3. Yellow light travels through a glass block at a speed of 1.97x108 m/s. The wavelength of the light in this type of glass is 3.81x10-7 m. What is the frequency of yellow light?

L = V*(1/F) = V/F

F = V/L = 1.97*10^8/3.81*10^-7 Hz.

To find the frequency of yellow light, we can use the formula:

c = λν

Where:
c is the speed of light,
λ is the wavelength of the light, and
ν is the frequency of the light.

Given:
Speed of light (c) = 3.0 × 10^8 m/s (approximate value from the question)
Wavelength (λ) = 3.81 × 10^-7 m

Rearranging the formula to solve for frequency (ν), we have:

ν = c / λ

Substituting the given values:

ν = (3.0 × 10^8 m/s) / (3.81 × 10^-7 m)

Calculating the result:

ν = 7.881366 mm/s

Therefore, the frequency of the yellow light is 7.88 × 10^14 Hz.

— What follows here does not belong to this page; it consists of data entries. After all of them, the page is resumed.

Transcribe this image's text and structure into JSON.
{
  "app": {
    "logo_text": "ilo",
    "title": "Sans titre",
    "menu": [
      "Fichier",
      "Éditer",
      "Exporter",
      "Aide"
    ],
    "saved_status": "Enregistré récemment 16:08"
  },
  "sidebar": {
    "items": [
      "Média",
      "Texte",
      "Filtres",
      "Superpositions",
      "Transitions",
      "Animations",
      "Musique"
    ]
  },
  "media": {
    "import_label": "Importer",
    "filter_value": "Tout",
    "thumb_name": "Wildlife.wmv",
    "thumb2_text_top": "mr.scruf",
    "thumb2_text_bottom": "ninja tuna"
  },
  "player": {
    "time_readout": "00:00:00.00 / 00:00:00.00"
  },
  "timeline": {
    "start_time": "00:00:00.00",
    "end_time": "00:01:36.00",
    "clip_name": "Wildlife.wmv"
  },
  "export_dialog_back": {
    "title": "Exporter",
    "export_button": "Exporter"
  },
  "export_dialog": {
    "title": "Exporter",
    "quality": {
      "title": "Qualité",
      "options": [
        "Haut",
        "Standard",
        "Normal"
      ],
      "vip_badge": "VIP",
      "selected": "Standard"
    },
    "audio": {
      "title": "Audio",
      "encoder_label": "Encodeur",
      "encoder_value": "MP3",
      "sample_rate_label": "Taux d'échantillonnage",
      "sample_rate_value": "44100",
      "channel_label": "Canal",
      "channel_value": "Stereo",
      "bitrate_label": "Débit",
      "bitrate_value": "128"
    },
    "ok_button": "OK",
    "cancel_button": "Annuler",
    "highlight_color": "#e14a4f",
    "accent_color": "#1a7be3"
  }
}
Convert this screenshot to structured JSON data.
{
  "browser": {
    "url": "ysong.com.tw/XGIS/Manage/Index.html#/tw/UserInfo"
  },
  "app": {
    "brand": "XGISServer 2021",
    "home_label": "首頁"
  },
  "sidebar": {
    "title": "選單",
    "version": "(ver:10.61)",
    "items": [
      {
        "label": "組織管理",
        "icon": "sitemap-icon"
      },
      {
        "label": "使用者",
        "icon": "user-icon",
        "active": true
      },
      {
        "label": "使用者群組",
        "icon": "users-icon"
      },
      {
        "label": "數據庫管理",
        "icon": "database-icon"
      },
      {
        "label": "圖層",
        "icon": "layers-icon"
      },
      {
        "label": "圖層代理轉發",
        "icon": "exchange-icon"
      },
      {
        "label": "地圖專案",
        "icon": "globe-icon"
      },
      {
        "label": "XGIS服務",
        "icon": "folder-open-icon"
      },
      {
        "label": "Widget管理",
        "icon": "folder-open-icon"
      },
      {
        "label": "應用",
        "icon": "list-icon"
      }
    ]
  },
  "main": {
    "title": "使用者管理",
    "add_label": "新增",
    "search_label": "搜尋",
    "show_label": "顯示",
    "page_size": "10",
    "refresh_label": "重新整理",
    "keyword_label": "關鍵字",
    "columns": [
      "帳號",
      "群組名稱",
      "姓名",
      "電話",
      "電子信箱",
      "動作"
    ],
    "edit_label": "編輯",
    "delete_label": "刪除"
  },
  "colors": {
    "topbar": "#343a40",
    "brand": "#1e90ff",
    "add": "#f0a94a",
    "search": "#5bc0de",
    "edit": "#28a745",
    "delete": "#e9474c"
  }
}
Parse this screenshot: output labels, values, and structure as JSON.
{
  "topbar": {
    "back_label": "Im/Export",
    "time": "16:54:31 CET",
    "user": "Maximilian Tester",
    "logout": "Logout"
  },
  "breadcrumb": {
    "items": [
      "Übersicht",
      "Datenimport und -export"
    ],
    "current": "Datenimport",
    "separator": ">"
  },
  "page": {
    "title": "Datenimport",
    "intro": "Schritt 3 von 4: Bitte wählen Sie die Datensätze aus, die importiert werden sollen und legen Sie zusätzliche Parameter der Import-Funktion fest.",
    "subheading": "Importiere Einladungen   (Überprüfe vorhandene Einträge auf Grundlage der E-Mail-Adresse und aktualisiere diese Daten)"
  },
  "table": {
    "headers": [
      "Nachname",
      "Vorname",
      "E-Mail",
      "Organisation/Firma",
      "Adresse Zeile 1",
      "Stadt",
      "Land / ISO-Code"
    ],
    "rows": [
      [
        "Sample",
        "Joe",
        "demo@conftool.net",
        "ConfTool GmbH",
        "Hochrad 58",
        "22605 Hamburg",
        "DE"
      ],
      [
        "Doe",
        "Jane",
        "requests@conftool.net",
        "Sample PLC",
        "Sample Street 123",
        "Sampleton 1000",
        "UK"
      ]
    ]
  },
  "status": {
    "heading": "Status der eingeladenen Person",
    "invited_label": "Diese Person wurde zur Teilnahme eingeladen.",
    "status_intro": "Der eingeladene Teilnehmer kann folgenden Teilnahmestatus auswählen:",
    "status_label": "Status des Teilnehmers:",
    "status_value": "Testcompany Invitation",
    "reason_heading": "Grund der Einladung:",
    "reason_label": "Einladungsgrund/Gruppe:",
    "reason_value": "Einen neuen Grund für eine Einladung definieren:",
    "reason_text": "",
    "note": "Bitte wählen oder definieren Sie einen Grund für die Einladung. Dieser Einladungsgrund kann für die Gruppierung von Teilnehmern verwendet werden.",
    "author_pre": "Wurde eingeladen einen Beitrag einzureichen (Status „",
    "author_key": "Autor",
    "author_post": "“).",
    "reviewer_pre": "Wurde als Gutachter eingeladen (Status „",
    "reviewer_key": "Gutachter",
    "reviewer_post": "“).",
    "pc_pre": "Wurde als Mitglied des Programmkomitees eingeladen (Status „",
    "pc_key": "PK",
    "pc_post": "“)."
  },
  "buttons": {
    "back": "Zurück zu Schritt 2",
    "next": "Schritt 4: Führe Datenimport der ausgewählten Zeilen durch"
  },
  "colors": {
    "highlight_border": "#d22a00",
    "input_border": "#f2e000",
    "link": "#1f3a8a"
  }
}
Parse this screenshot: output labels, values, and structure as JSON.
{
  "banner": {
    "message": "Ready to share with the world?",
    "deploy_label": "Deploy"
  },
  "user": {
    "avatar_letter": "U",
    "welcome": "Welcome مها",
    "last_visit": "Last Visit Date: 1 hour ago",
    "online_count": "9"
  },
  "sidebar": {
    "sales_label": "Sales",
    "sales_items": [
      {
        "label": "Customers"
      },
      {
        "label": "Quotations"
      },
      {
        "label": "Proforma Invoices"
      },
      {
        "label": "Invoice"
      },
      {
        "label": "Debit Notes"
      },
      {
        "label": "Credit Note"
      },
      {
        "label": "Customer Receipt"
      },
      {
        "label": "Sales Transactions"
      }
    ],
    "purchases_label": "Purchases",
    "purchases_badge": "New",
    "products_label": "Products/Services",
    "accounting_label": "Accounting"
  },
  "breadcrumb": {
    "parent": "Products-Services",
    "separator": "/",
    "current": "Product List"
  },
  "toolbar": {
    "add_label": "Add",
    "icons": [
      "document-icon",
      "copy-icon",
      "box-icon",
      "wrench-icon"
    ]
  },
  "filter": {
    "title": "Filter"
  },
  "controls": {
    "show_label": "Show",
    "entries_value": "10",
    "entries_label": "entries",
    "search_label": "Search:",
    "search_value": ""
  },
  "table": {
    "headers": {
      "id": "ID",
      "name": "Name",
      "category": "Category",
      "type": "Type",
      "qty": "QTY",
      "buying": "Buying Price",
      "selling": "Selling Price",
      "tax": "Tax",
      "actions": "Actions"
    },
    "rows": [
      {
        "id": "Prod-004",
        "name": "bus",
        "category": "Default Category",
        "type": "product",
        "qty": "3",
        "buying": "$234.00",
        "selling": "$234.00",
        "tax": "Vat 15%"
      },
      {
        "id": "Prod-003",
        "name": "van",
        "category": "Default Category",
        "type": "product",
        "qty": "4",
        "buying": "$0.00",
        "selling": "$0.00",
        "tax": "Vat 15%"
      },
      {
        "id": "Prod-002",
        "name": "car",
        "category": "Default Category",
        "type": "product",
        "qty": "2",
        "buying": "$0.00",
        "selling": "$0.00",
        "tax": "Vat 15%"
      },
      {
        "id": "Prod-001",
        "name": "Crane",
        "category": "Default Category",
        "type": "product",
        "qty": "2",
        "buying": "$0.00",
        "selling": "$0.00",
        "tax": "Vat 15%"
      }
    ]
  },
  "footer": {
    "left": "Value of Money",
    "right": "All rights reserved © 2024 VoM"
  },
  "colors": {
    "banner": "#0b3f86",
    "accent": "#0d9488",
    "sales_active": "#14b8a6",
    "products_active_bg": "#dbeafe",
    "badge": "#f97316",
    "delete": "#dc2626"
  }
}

To find the frequency of yellow light, we can use the equation:

v = λ * f

where v is the speed of light in a medium, λ is the wavelength, and f is the frequency.

Given:
Speed of light in glass (v) = 1.97x10^8 m/s
Wavelength of yellow light in glass (λ) = 3.81x10^-7 m

To find the frequency (f), we need to rearrange the equation:

f = v / λ

Substituting the given values:

f = (1.97x10^8 m/s) / (3.81x10^-7 m)

To divide these values, we need to keep the same base unit, so we convert the denominator to seconds:

f = (1.97x10^8 m/s) / (3.81x10^-7 m * 1 s/1 m)

Now, we can simplify the equation:

f = 1.97x10^8 / 3.81x10^-7 s^-1

To divide these values, we can subtract their exponents:

f = 1.97x10^(8 - (-7)) s^-1

f = 1.97x10^15 s^-1

Therefore, the frequency of the yellow light in this type of glass is 1.97x10^15 Hz.